A vida e obra de Kenzaburo Oe são marcadas pelo fim da Segunda Guerra Mundial e pelas profundas transformações sociais e políticas vividas por um país que viu seu imperador, símbolo de caráter divino, perder seu caráter sagrado. A sua vocação literária decorre da necessidade de superar o desenraizamento e recuperar o que define como “a mitologia da minha aldeia”. O autor costuma refletir em seus livros os mitos e lendas do mundo rural, que marcaram seus primeiros anos, no marco da cultura das grandes cidades contemporâneas.
 
Em sua obra se destaca a influência de Dante, Erasmus de Rotterdam, Honoré de Balzac, Edgar Allan Poe, William Butler Yeats, T. S. Eliot, Wystan Hugh Auden e François Rabelais e é um leitor entusiasta de Dom Quixote. Além disso, considera que a narrativa de Cervantes se tornou uma das referências iniciais de sua literatura. Fora esses, interessa-se no trabalho de Milan Kundera, Albert Camus e Spinoza. Seu complexo universo literário é caracterizado por um estilo muito pessoal e uma linguagem agressiva repleta de imagens objetivas e violentas. Esse estilo direto, com frases curtas e contundentes, é acompanhado por poderosas metáforas existenciais. Temas recorrentes em seus livros são deficiências físicas, sexualidade e marginalidade, dentro de uma prosa realista e comovente que se afasta da tradição literária japonesa.

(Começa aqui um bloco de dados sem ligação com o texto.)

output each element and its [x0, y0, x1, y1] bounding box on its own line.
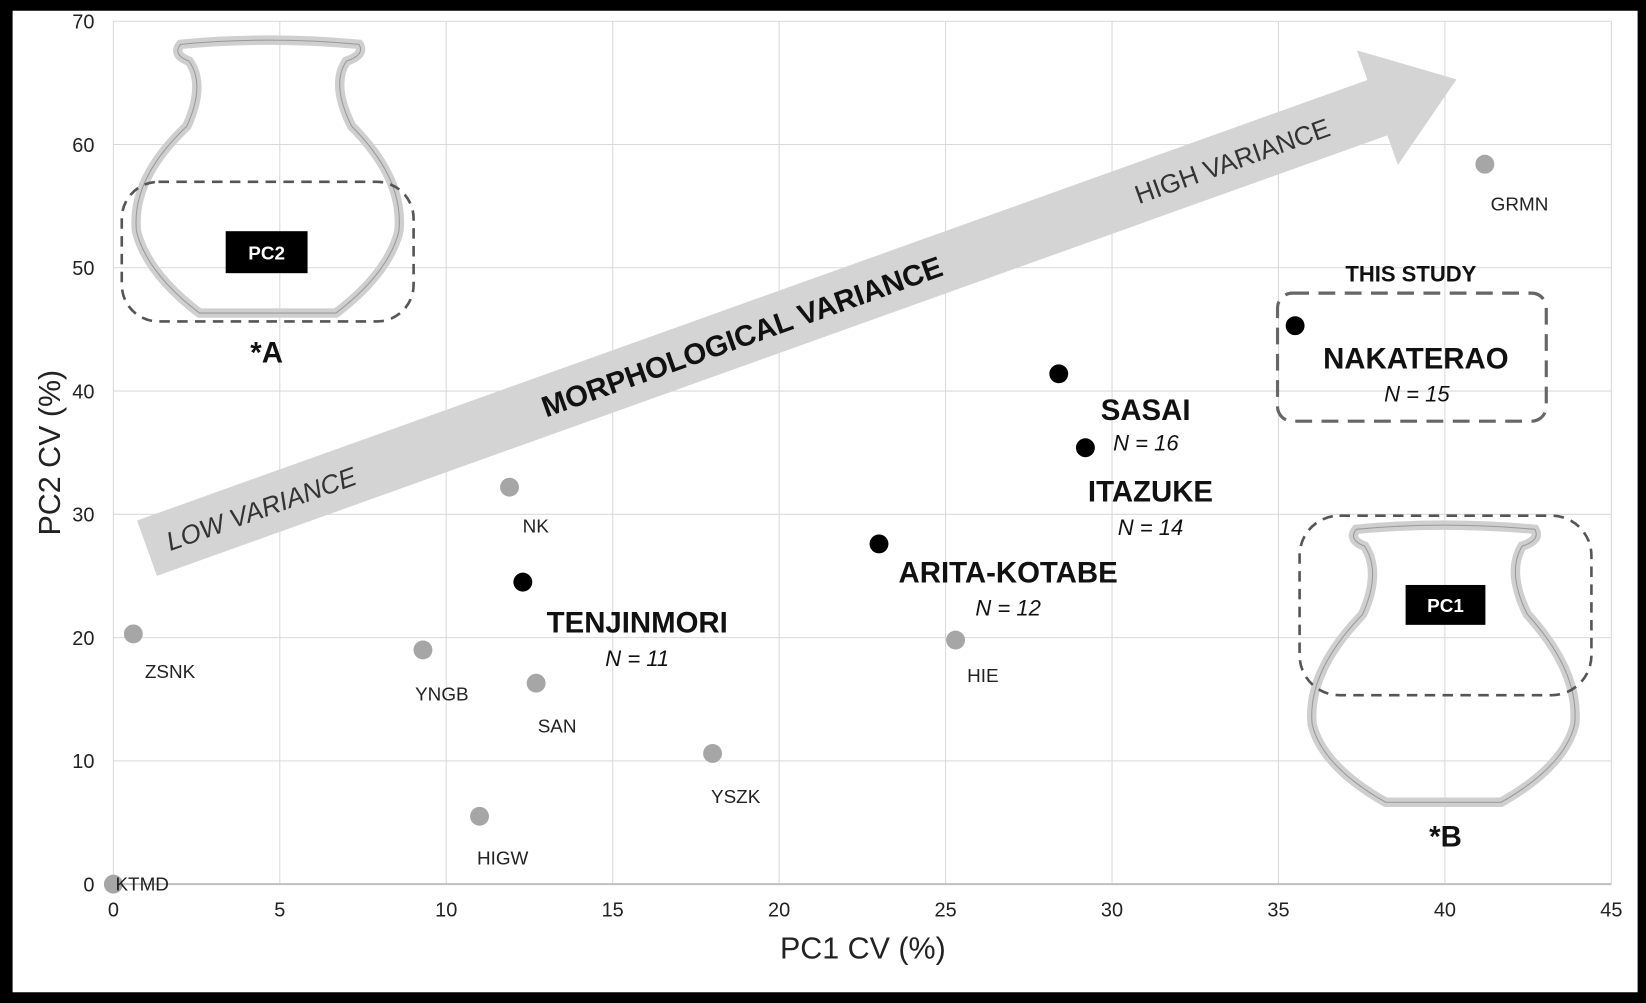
x-tick-label: 25 [934, 900, 956, 922]
y-tick-label: 50 [72, 258, 94, 280]
ticks: 0 5 10 15 20 25 30 35 40 45 0 10 20 30 40 50 60 70 [72, 12, 1622, 922]
pc1-box [1405, 584, 1486, 625]
x-axis-title: PC1 CV (%) [780, 932, 946, 966]
point-label: HIE [967, 666, 998, 687]
data-point-yszk [703, 744, 723, 763]
x-tick-label: 0 [108, 900, 119, 922]
x-tick-label: 35 [1267, 900, 1289, 922]
point-label: YSZK [711, 787, 761, 808]
point-label: TENJINMORI [547, 607, 728, 640]
x-tick-label: 10 [435, 900, 457, 922]
sample-size-label: N = 14 [1118, 515, 1184, 540]
x-tick-label: 5 [274, 900, 285, 922]
data-point-nk [500, 477, 519, 497]
vessel-b-label: *B [1429, 820, 1462, 853]
sample-size-label: N = 15 [1384, 381, 1450, 406]
vessel-a: PC2 *A [120, 35, 415, 369]
data-point-itazuke [1075, 438, 1095, 458]
vessel-a-dashed-box [120, 180, 415, 323]
arrow-shape [137, 50, 1457, 576]
point-label: SAN [538, 717, 577, 738]
y-tick-label: 20 [72, 628, 94, 650]
y-tick-label: 30 [72, 505, 94, 527]
point-label: YNGB [415, 684, 468, 705]
point-label: ZSNK [145, 662, 196, 683]
vessel-a-label: *A [250, 336, 283, 369]
y-tick-label: 60 [72, 135, 94, 157]
x-tick-label: 20 [768, 900, 790, 922]
vessel-b-dashed-box [1298, 514, 1593, 697]
pc2-label: PC2 [248, 244, 285, 265]
y-tick-label: 0 [83, 874, 94, 896]
data-point-sasai [1049, 364, 1069, 384]
data-point-yngb [413, 640, 433, 660]
data-point-zsnk [123, 624, 143, 644]
data-point-tenjinmori [513, 572, 533, 592]
point-label: NAKATERAO [1323, 343, 1509, 376]
point-label: KTMD [115, 874, 168, 895]
data-point-grmn [1475, 154, 1495, 174]
y-tick-label: 10 [72, 751, 94, 773]
sample-size-label: N = 16 [1113, 430, 1179, 455]
data-point-ktmd [103, 874, 123, 894]
data-points: GRMN KTMD ZSNK YNGB NK SAN HIE YSZK HIGW TENJINMO… [103, 154, 1549, 895]
x-tick-label: 15 [602, 900, 624, 922]
y-tick-label: 70 [72, 12, 94, 34]
x-tick-label: 30 [1101, 900, 1123, 922]
point-label: ITAZUKE [1088, 475, 1213, 508]
data-point-nakaterao [1285, 316, 1305, 336]
pc1-label: PC1 [1427, 596, 1464, 617]
vessel-b: PC1 *B [1298, 514, 1593, 853]
point-label: ARITA-KOTABE [899, 557, 1118, 590]
point-label: GRMN [1491, 194, 1549, 215]
data-point-hie [946, 630, 966, 650]
x-tick-label: 45 [1600, 900, 1622, 922]
point-label: NK [523, 516, 550, 537]
y-axis-title: PC2 CV (%) [33, 370, 67, 536]
y-tick-label: 40 [72, 381, 94, 403]
pc2-box [225, 231, 308, 274]
this-study-label: THIS STUDY [1345, 262, 1476, 287]
this-study-box [1275, 291, 1548, 423]
sample-size-label: N = 11 [605, 646, 669, 671]
point-label: HIGW [477, 849, 529, 870]
data-point-san [526, 673, 546, 693]
data-point-arita-kotabe [869, 534, 889, 554]
sample-size-label: N = 12 [975, 595, 1041, 620]
data-point-higw [470, 806, 489, 826]
x-tick-label: 40 [1434, 900, 1456, 922]
point-label: SASAI [1101, 394, 1191, 427]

Da mesma forma, aborda a crise existencial, a identidade cultural e outras questões relacionadas com o presente de seu país como o desarmamento, o pacifismo como resposta, o problema ecológico e a ameaça nuclear.
 
Seu trabalho pode ser dividido em duas tendências: livros que questionam os mitos nacionais, retratam o Japão do pós-guerra e o choque de suas tradições com a modernidade e trabalhos focados em seus próprios fantasmas pessoais, a figura do filho deficiente que cerca sua narrativa e a criação literária.
 
Um dos caminhos trilhados por Kenzaburo Oe, como destacado acima, foi o de leitor apaixonado, formação que remete para desde sua infância. Nas suas viagens pelo mundo, descobriu ainda nos anos 1970, quando foi professor de literatura no Colégio de México, os escritores hispano-americanos e Mario Vargas Llosa, Gabriel García Márquez e Octavio Paz, entre outros, passaram a figurar nas listas dos seus interesses de predileção. É nesta ocasião que sua obra galga dois caminhos à frente do seu existencialismo: pela experimentação com a ficção científica e preocupação com os temas políticos nos países periféricos. E é quando ganha destaque no ocidente como um dos importantes escritores da literatura japonesa do pós-guerra.
 
A riqueza criativa de seu trabalho e sua forte presença política nos debates mais caros, dentro e fora do seu país, desde o início de sua atuação lhe valeu um nobre reconhecimento. Em 1994 recebeu o Prêmio Nobel de Literatura, o segundo no país a obter esse feito. O primeiro foi Yasunari Kawabata. O galardão trouxe a certeza de findar a carreira como escritor, anos depois desfeita, mas nunca a de importante intervencionista em várias instituições ao redor do mundo.